Who Were the Puritans and Does it Matter

 


Among the nooks and crannies where people argue about what seem to others as tiny issues is a debate about the Puritans. The debate seems to be about whether we today should refer to them with great respect or with ridicule. If the Puritans were like any other group of humans they had many different views, ideas and disagreements. In general, it seems like the original settlers came here for a variety of reasons, religious, secular and economic. They brought with them knowledge about how things were run where they came from and tried to put some of it in place on this continent. 

The Puritans were a different group from the Pilgrims. The former wanting to purify the Church of England and the latter wanting to separate from it. Controversies in Christianity, the more things change the more they stay the same. If you were a nonbeliever at the time, or, an American Indian for that matter, listening to the two groups argue religion must have made eyes roll.
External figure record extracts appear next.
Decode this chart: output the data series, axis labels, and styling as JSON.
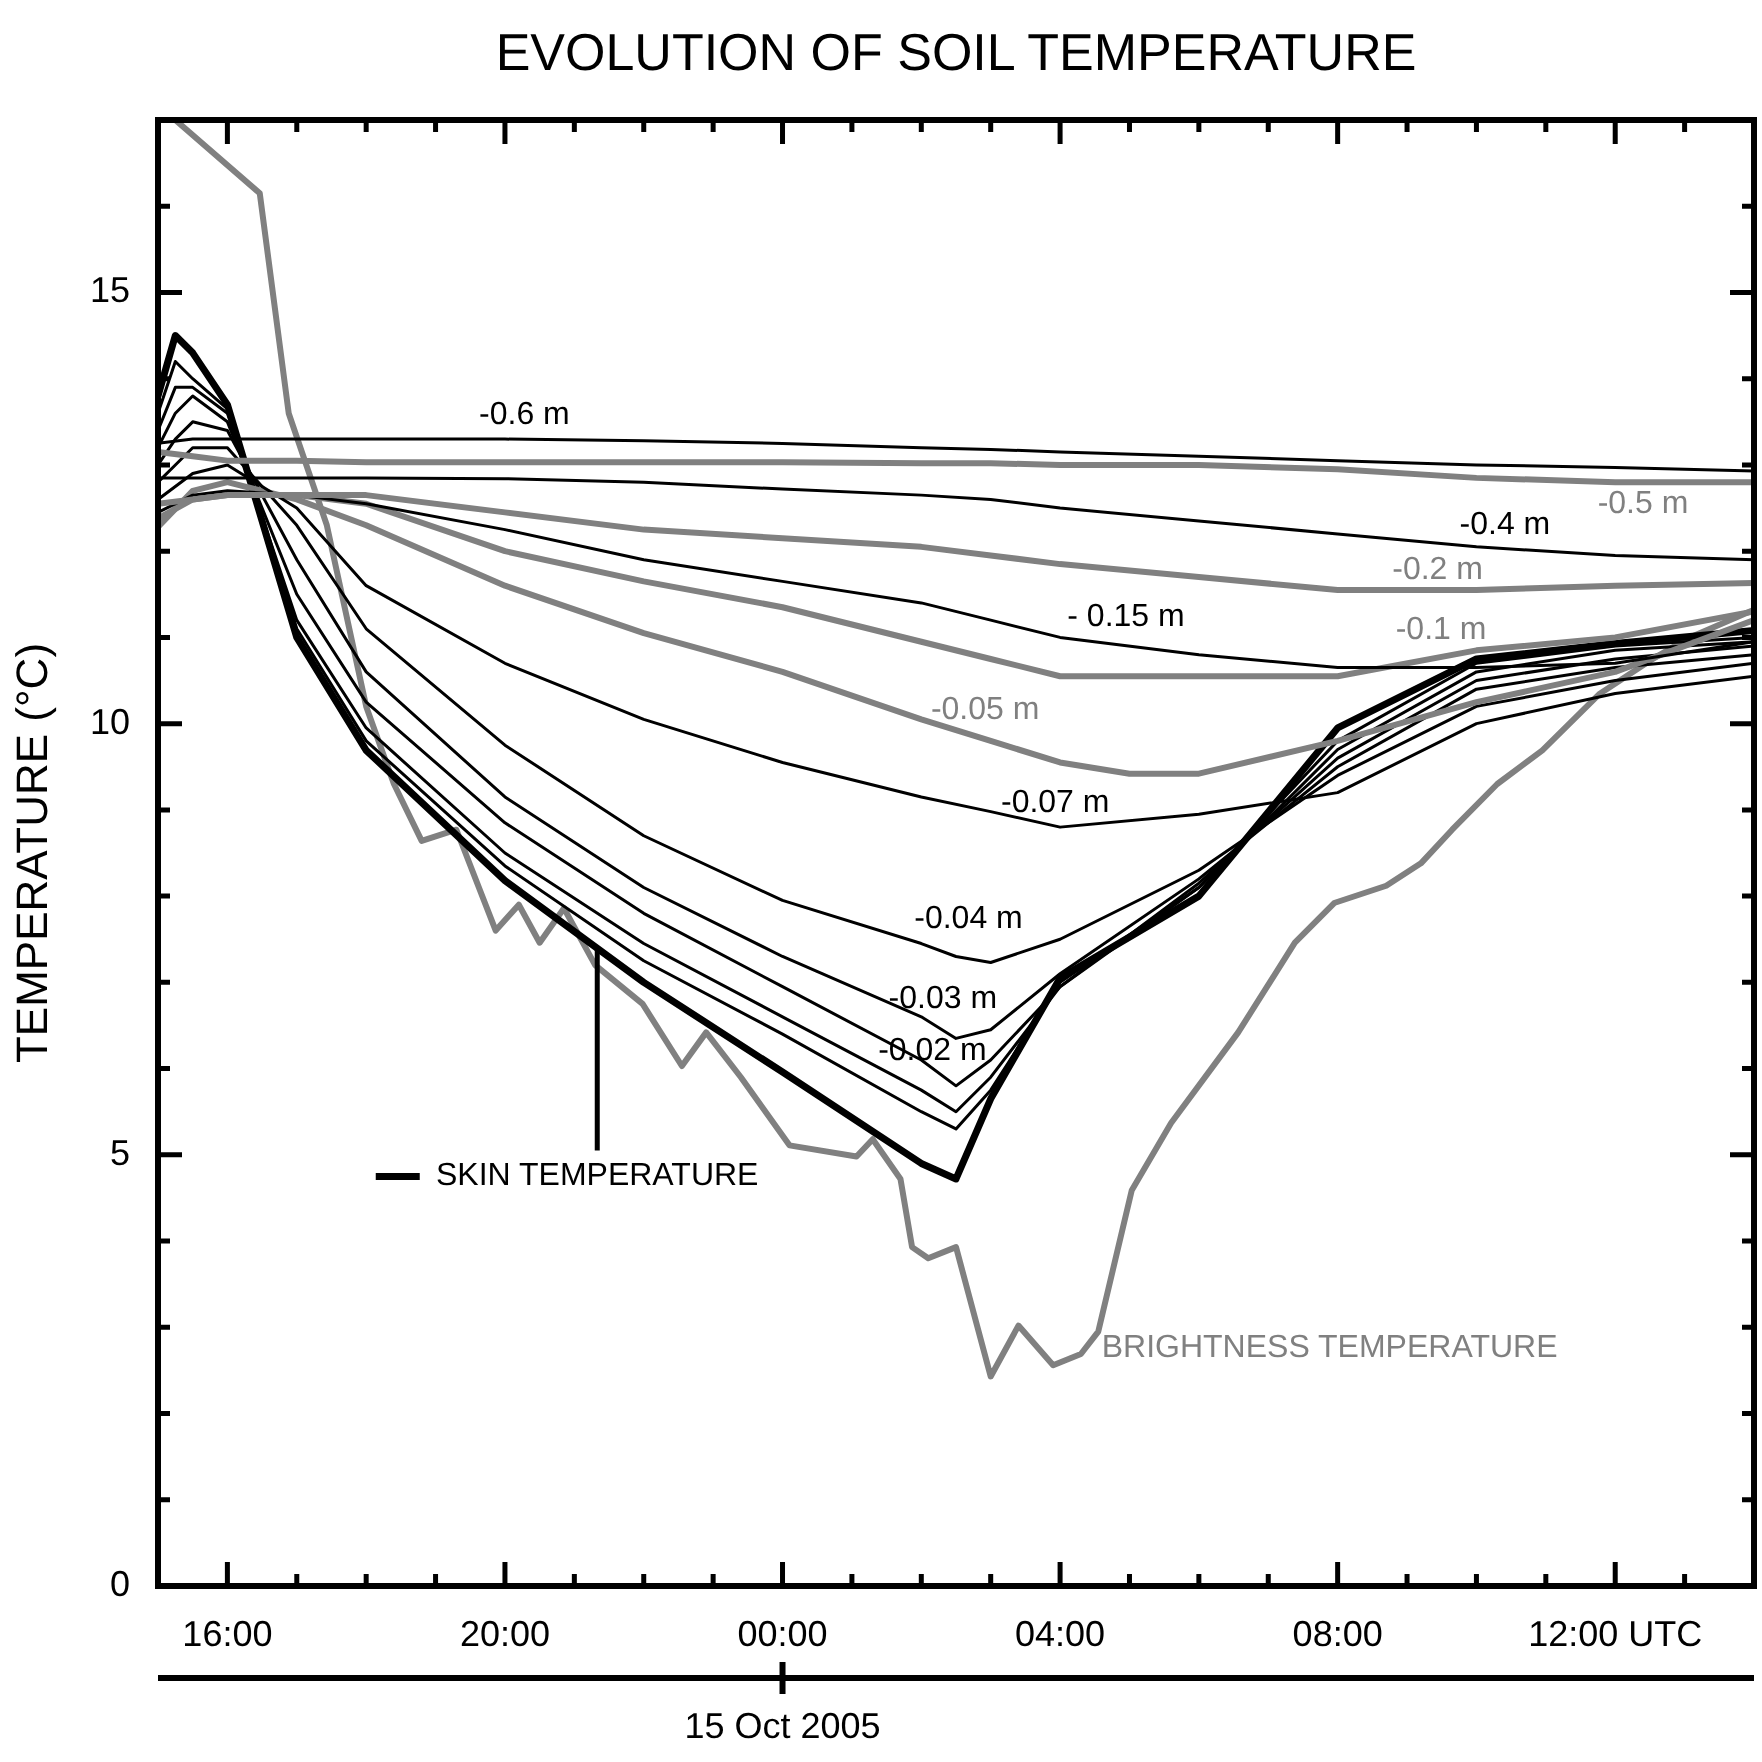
{
  "chart_data": {
    "type": "line",
    "title": "EVOLUTION OF SOIL TEMPERATURE",
    "ylabel": "TEMPERATURE (°C)",
    "xlabel": "15 Oct 2005",
    "xlim": [
      "2005-10-14T15:00",
      "2005-10-15T14:00"
    ],
    "ylim": [
      0,
      17
    ],
    "xticks": [
      {
        "value": "2005-10-14T16:00",
        "label": "16:00"
      },
      {
        "value": "2005-10-14T17:00",
        "label": null
      },
      {
        "value": "2005-10-14T18:00",
        "label": null
      },
      {
        "value": "2005-10-14T19:00",
        "label": null
      },
      {
        "value": "2005-10-14T20:00",
        "label": "20:00"
      },
      {
        "value": "2005-10-14T21:00",
        "label": null
      },
      {
        "value": "2005-10-14T22:00",
        "label": null
      },
      {
        "value": "2005-10-14T23:00",
        "label": null
      },
      {
        "value": "2005-10-15T00:00",
        "label": "00:00"
      },
      {
        "value": "2005-10-15T01:00",
        "label": null
      },
      {
        "value": "2005-10-15T02:00",
        "label": null
      },
      {
        "value": "2005-10-15T03:00",
        "label": null
      },
      {
        "value": "2005-10-15T04:00",
        "label": "04:00"
      },
      {
        "value": "2005-10-15T05:00",
        "label": null
      },
      {
        "value": "2005-10-15T06:00",
        "label": null
      },
      {
        "value": "2005-10-15T07:00",
        "label": null
      },
      {
        "value": "2005-10-15T08:00",
        "label": "08:00"
      },
      {
        "value": "2005-10-15T09:00",
        "label": null
      },
      {
        "value": "2005-10-15T10:00",
        "label": null
      },
      {
        "value": "2005-10-15T11:00",
        "label": null
      },
      {
        "value": "2005-10-15T12:00",
        "label": "12:00 UTC"
      },
      {
        "value": "2005-10-15T13:00",
        "label": null
      }
    ],
    "yticks": [
      0,
      {
        "value": 1,
        "label": null
      },
      {
        "value": 2,
        "label": null
      },
      {
        "value": 3,
        "label": null
      },
      {
        "value": 4,
        "label": null
      },
      5,
      {
        "value": 6,
        "label": null
      },
      {
        "value": 7,
        "label": null
      },
      {
        "value": 8,
        "label": null
      },
      {
        "value": 9,
        "label": null
      },
      10,
      {
        "value": 11,
        "label": null
      },
      {
        "value": 12,
        "label": null
      },
      {
        "value": 13,
        "label": null
      },
      {
        "value": 14,
        "label": null
      },
      15,
      {
        "value": 16,
        "label": null
      }
    ],
    "series": [
      {
        "name": "-0.6 m",
        "color": "#000000",
        "x": [
          "2005-10-14T15:00",
          "2005-10-14T15:30",
          "2005-10-14T16:00",
          "2005-10-14T17:00",
          "2005-10-14T18:00",
          "2005-10-14T20:00",
          "2005-10-14T22:00",
          "2005-10-15T00:00",
          "2005-10-15T02:00",
          "2005-10-15T03:00",
          "2005-10-15T04:00",
          "2005-10-15T06:00",
          "2005-10-15T08:00",
          "2005-10-15T10:00",
          "2005-10-15T12:00",
          "2005-10-15T14:00"
        ],
        "values": [
          13.25,
          13.3,
          13.3,
          13.3,
          13.3,
          13.3,
          13.28,
          13.25,
          13.2,
          13.18,
          13.15,
          13.1,
          13.05,
          13.0,
          12.97,
          12.93
        ]
      },
      {
        "name": "-0.5 m",
        "color": "#808080",
        "x": [
          "2005-10-14T15:00",
          "2005-10-14T15:30",
          "2005-10-14T16:00",
          "2005-10-14T17:00",
          "2005-10-14T18:00",
          "2005-10-14T20:00",
          "2005-10-14T22:00",
          "2005-10-15T00:00",
          "2005-10-15T02:00",
          "2005-10-15T03:00",
          "2005-10-15T04:00",
          "2005-10-15T06:00",
          "2005-10-15T08:00",
          "2005-10-15T10:00",
          "2005-10-15T12:00",
          "2005-10-15T14:00"
        ],
        "values": [
          13.15,
          13.1,
          13.05,
          13.05,
          13.03,
          13.03,
          13.03,
          13.03,
          13.02,
          13.02,
          13.0,
          13.0,
          12.95,
          12.85,
          12.8,
          12.8
        ]
      },
      {
        "name": "-0.4 m",
        "color": "#000000",
        "x": [
          "2005-10-14T15:00",
          "2005-10-14T15:30",
          "2005-10-14T16:00",
          "2005-10-14T17:00",
          "2005-10-14T18:00",
          "2005-10-14T20:00",
          "2005-10-14T22:00",
          "2005-10-15T00:00",
          "2005-10-15T02:00",
          "2005-10-15T03:00",
          "2005-10-15T04:00",
          "2005-10-15T06:00",
          "2005-10-15T08:00",
          "2005-10-15T10:00",
          "2005-10-15T12:00",
          "2005-10-15T14:00"
        ],
        "values": [
          12.85,
          12.85,
          12.85,
          12.85,
          12.85,
          12.84,
          12.8,
          12.72,
          12.65,
          12.6,
          12.5,
          12.35,
          12.2,
          12.05,
          11.95,
          11.9
        ]
      },
      {
        "name": "-0.2 m",
        "color": "#808080",
        "x": [
          "2005-10-14T15:00",
          "2005-10-14T15:30",
          "2005-10-14T16:00",
          "2005-10-14T17:00",
          "2005-10-14T18:00",
          "2005-10-14T20:00",
          "2005-10-14T22:00",
          "2005-10-15T00:00",
          "2005-10-15T02:00",
          "2005-10-15T03:00",
          "2005-10-15T04:00",
          "2005-10-15T06:00",
          "2005-10-15T08:00",
          "2005-10-15T10:00",
          "2005-10-15T12:00",
          "2005-10-15T14:00"
        ],
        "values": [
          12.55,
          12.6,
          12.65,
          12.65,
          12.65,
          12.45,
          12.25,
          12.15,
          12.05,
          11.95,
          11.85,
          11.7,
          11.55,
          11.55,
          11.6,
          11.63
        ]
      },
      {
        "name": "- 0.15 m",
        "color": "#000000",
        "x": [
          "2005-10-14T15:00",
          "2005-10-14T15:30",
          "2005-10-14T16:00",
          "2005-10-14T17:00",
          "2005-10-14T18:00",
          "2005-10-14T20:00",
          "2005-10-14T22:00",
          "2005-10-15T00:00",
          "2005-10-15T02:00",
          "2005-10-15T03:00",
          "2005-10-15T04:00",
          "2005-10-15T06:00",
          "2005-10-15T08:00",
          "2005-10-15T10:00",
          "2005-10-15T12:00",
          "2005-10-15T14:00"
        ],
        "values": [
          12.45,
          12.65,
          12.7,
          12.65,
          12.55,
          12.25,
          11.9,
          11.65,
          11.4,
          11.2,
          11.0,
          10.8,
          10.65,
          10.65,
          10.7,
          10.95
        ]
      },
      {
        "name": "-0.1 m",
        "color": "#808080",
        "x": [
          "2005-10-14T15:00",
          "2005-10-14T15:30",
          "2005-10-14T16:00",
          "2005-10-14T17:00",
          "2005-10-14T18:00",
          "2005-10-14T20:00",
          "2005-10-14T22:00",
          "2005-10-15T00:00",
          "2005-10-15T02:00",
          "2005-10-15T03:00",
          "2005-10-15T04:00",
          "2005-10-15T06:00",
          "2005-10-15T08:00",
          "2005-10-15T10:00",
          "2005-10-15T12:00",
          "2005-10-15T14:00"
        ],
        "values": [
          12.38,
          12.6,
          12.65,
          12.65,
          12.55,
          12.0,
          11.65,
          11.35,
          10.95,
          10.75,
          10.55,
          10.55,
          10.55,
          10.85,
          11.0,
          11.3
        ]
      },
      {
        "name": "-0.07 m",
        "color": "#000000",
        "x": [
          "2005-10-14T15:00",
          "2005-10-14T15:30",
          "2005-10-14T16:00",
          "2005-10-14T17:00",
          "2005-10-14T18:00",
          "2005-10-14T20:00",
          "2005-10-14T22:00",
          "2005-10-15T00:00",
          "2005-10-15T02:00",
          "2005-10-15T03:00",
          "2005-10-15T04:00",
          "2005-10-15T06:00",
          "2005-10-15T08:00",
          "2005-10-15T10:00",
          "2005-10-15T12:00",
          "2005-10-15T14:00"
        ],
        "values": [
          12.6,
          12.9,
          13.0,
          12.5,
          11.6,
          10.7,
          10.05,
          9.55,
          9.15,
          8.98,
          8.8,
          8.95,
          9.2,
          10.0,
          10.35,
          10.55
        ]
      },
      {
        "name": "-0.05 m",
        "color": "#808080",
        "x": [
          "2005-10-14T15:00",
          "2005-10-14T15:30",
          "2005-10-14T16:00",
          "2005-10-14T17:00",
          "2005-10-14T18:00",
          "2005-10-14T20:00",
          "2005-10-14T22:00",
          "2005-10-15T00:00",
          "2005-10-15T02:00",
          "2005-10-15T03:00",
          "2005-10-15T04:00",
          "2005-10-15T05:00",
          "2005-10-15T06:00",
          "2005-10-15T08:00",
          "2005-10-15T10:00",
          "2005-10-15T12:00",
          "2005-10-15T14:00"
        ],
        "values": [
          12.28,
          12.7,
          12.8,
          12.6,
          12.3,
          11.6,
          11.05,
          10.6,
          10.05,
          9.8,
          9.55,
          9.42,
          9.42,
          9.8,
          10.25,
          10.6,
          11.2
        ]
      },
      {
        "name": "-0.04 m",
        "color": "#000000",
        "x": [
          "2005-10-14T15:00",
          "2005-10-14T15:15",
          "2005-10-14T15:30",
          "2005-10-14T16:00",
          "2005-10-14T17:00",
          "2005-10-14T18:00",
          "2005-10-14T20:00",
          "2005-10-14T22:00",
          "2005-10-15T00:00",
          "2005-10-15T02:00",
          "2005-10-15T02:30",
          "2005-10-15T03:00",
          "2005-10-15T04:00",
          "2005-10-15T06:00",
          "2005-10-15T08:00",
          "2005-10-15T10:00",
          "2005-10-15T12:00",
          "2005-10-15T14:00"
        ],
        "values": [
          12.8,
          13.0,
          13.2,
          13.2,
          12.3,
          11.1,
          9.75,
          8.7,
          7.95,
          7.45,
          7.3,
          7.23,
          7.5,
          8.3,
          9.4,
          10.2,
          10.5,
          10.7
        ]
      },
      {
        "name": "-0.03 m",
        "color": "#000000",
        "x": [
          "2005-10-14T15:00",
          "2005-10-14T15:15",
          "2005-10-14T15:30",
          "2005-10-14T16:00",
          "2005-10-14T17:00",
          "2005-10-14T18:00",
          "2005-10-14T20:00",
          "2005-10-14T22:00",
          "2005-10-15T00:00",
          "2005-10-15T02:00",
          "2005-10-15T02:30",
          "2005-10-15T03:00",
          "2005-10-15T04:00",
          "2005-10-15T06:00",
          "2005-10-15T08:00",
          "2005-10-15T10:00",
          "2005-10-15T12:00",
          "2005-10-15T14:00"
        ],
        "values": [
          13.0,
          13.3,
          13.5,
          13.4,
          11.9,
          10.6,
          9.15,
          8.1,
          7.3,
          6.6,
          6.35,
          6.45,
          7.1,
          8.2,
          9.5,
          10.4,
          10.65,
          10.8
        ]
      },
      {
        "name": "-0.02 m",
        "color": "#000000",
        "x": [
          "2005-10-14T15:00",
          "2005-10-14T15:15",
          "2005-10-14T15:30",
          "2005-10-14T16:00",
          "2005-10-14T17:00",
          "2005-10-14T18:00",
          "2005-10-14T20:00",
          "2005-10-14T22:00",
          "2005-10-15T00:00",
          "2005-10-15T02:00",
          "2005-10-15T02:30",
          "2005-10-15T03:00",
          "2005-10-15T04:00",
          "2005-10-15T06:00",
          "2005-10-15T08:00",
          "2005-10-15T10:00",
          "2005-10-15T12:00",
          "2005-10-15T14:00"
        ],
        "values": [
          13.2,
          13.6,
          13.8,
          13.5,
          11.5,
          10.25,
          8.85,
          7.8,
          6.95,
          6.1,
          5.8,
          6.1,
          6.95,
          8.15,
          9.6,
          10.5,
          10.75,
          10.9
        ]
      },
      {
        "color": "#000000",
        "x": [
          "2005-10-14T15:00",
          "2005-10-14T15:15",
          "2005-10-14T15:30",
          "2005-10-14T16:00",
          "2005-10-14T17:00",
          "2005-10-14T18:00",
          "2005-10-14T20:00",
          "2005-10-14T22:00",
          "2005-10-15T00:00",
          "2005-10-15T02:00",
          "2005-10-15T02:30",
          "2005-10-15T03:00",
          "2005-10-15T04:00",
          "2005-10-15T06:00",
          "2005-10-15T08:00",
          "2005-10-15T10:00",
          "2005-10-15T12:00",
          "2005-10-15T14:00"
        ],
        "values": [
          13.4,
          13.9,
          13.9,
          13.6,
          11.2,
          9.95,
          8.5,
          7.45,
          6.6,
          5.75,
          5.5,
          5.9,
          6.95,
          8.1,
          9.7,
          10.6,
          10.85,
          10.95
        ]
      },
      {
        "color": "#000000",
        "x": [
          "2005-10-14T15:00",
          "2005-10-14T15:15",
          "2005-10-14T15:30",
          "2005-10-14T16:00",
          "2005-10-14T17:00",
          "2005-10-14T18:00",
          "2005-10-14T20:00",
          "2005-10-14T22:00",
          "2005-10-15T00:00",
          "2005-10-15T02:00",
          "2005-10-15T02:30",
          "2005-10-15T03:00",
          "2005-10-15T04:00",
          "2005-10-15T06:00",
          "2005-10-15T08:00",
          "2005-10-15T10:00",
          "2005-10-15T12:00",
          "2005-10-15T14:00"
        ],
        "values": [
          13.6,
          14.2,
          14.0,
          13.65,
          11.1,
          9.8,
          8.35,
          7.25,
          6.4,
          5.5,
          5.3,
          5.75,
          7.0,
          8.1,
          9.8,
          10.7,
          10.9,
          11.0
        ]
      },
      {
        "name": "SKIN TEMPERATURE",
        "color": "#000000",
        "x": [
          "2005-10-14T15:00",
          "2005-10-14T15:15",
          "2005-10-14T15:30",
          "2005-10-14T16:00",
          "2005-10-14T17:00",
          "2005-10-14T18:00",
          "2005-10-14T20:00",
          "2005-10-14T22:00",
          "2005-10-15T00:00",
          "2005-10-15T02:00",
          "2005-10-15T02:30",
          "2005-10-15T03:00",
          "2005-10-15T04:00",
          "2005-10-15T06:00",
          "2005-10-15T08:00",
          "2005-10-15T10:00",
          "2005-10-15T12:00",
          "2005-10-15T14:00"
        ],
        "values": [
          13.8,
          14.5,
          14.3,
          13.7,
          11.0,
          9.69,
          8.18,
          7.0,
          5.96,
          4.9,
          4.72,
          5.65,
          7.05,
          8.0,
          9.95,
          10.75,
          10.93,
          11.08
        ]
      },
      {
        "name": "BRIGHTNESS TEMPERATURE",
        "color": "#808080",
        "x": [
          "2005-10-14T15:15",
          "2005-10-14T16:28",
          "2005-10-14T16:53",
          "2005-10-14T17:26",
          "2005-10-14T18:00",
          "2005-10-14T18:24",
          "2005-10-14T18:48",
          "2005-10-14T19:18",
          "2005-10-14T19:52",
          "2005-10-14T20:12",
          "2005-10-14T20:30",
          "2005-10-14T20:51",
          "2005-10-14T21:18",
          "2005-10-14T21:59",
          "2005-10-14T22:33",
          "2005-10-14T22:54",
          "2005-10-14T23:24",
          "2005-10-15T00:06",
          "2005-10-15T01:04",
          "2005-10-15T01:18",
          "2005-10-15T01:42",
          "2005-10-15T01:52",
          "2005-10-15T02:06",
          "2005-10-15T02:30",
          "2005-10-15T03:00",
          "2005-10-15T03:24",
          "2005-10-15T03:54",
          "2005-10-15T04:18",
          "2005-10-15T04:33",
          "2005-10-15T05:02",
          "2005-10-15T05:36",
          "2005-10-15T06:34",
          "2005-10-15T07:23",
          "2005-10-15T07:57",
          "2005-10-15T08:42",
          "2005-10-15T09:12",
          "2005-10-15T09:39",
          "2005-10-15T10:18",
          "2005-10-15T10:57",
          "2005-10-15T11:46",
          "2005-10-15T12:30",
          "2005-10-15T13:03",
          "2005-10-15T14:00"
        ],
        "values": [
          17,
          16.15,
          13.6,
          12.3,
          10.2,
          9.3,
          8.64,
          8.77,
          7.6,
          7.9,
          7.46,
          7.86,
          7.2,
          6.75,
          6.03,
          6.42,
          5.9,
          5.11,
          4.98,
          5.18,
          4.72,
          3.93,
          3.8,
          3.93,
          2.43,
          3.02,
          2.56,
          2.69,
          2.95,
          4.59,
          5.37,
          6.42,
          7.46,
          7.92,
          8.12,
          8.38,
          8.77,
          9.3,
          9.69,
          10.34,
          10.73,
          10.99,
          11.32
        ]
      }
    ]
  }
}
Records of these groups comes from the period 1600 and 1650. It was not until about 125 years later the Constitution was written which did not include Christianity as the national religion. I always think of the "Founding Fathers" as those around the time of the Constitution and George Washington. Yet, the particular set of original white people who started moving natives off of their land were mostly Christians of one ilk or another. 

I, myself, don't think it matters whether we admire the Puritans and Pilgrims or whether we laugh at them. Obviously, they took the dangerous voyage here voluntarily. They did this for their own personal and self serving reasons. 

That white people came here has benefited we who are white people. That they were heroes or people to be admired I'm not so sure.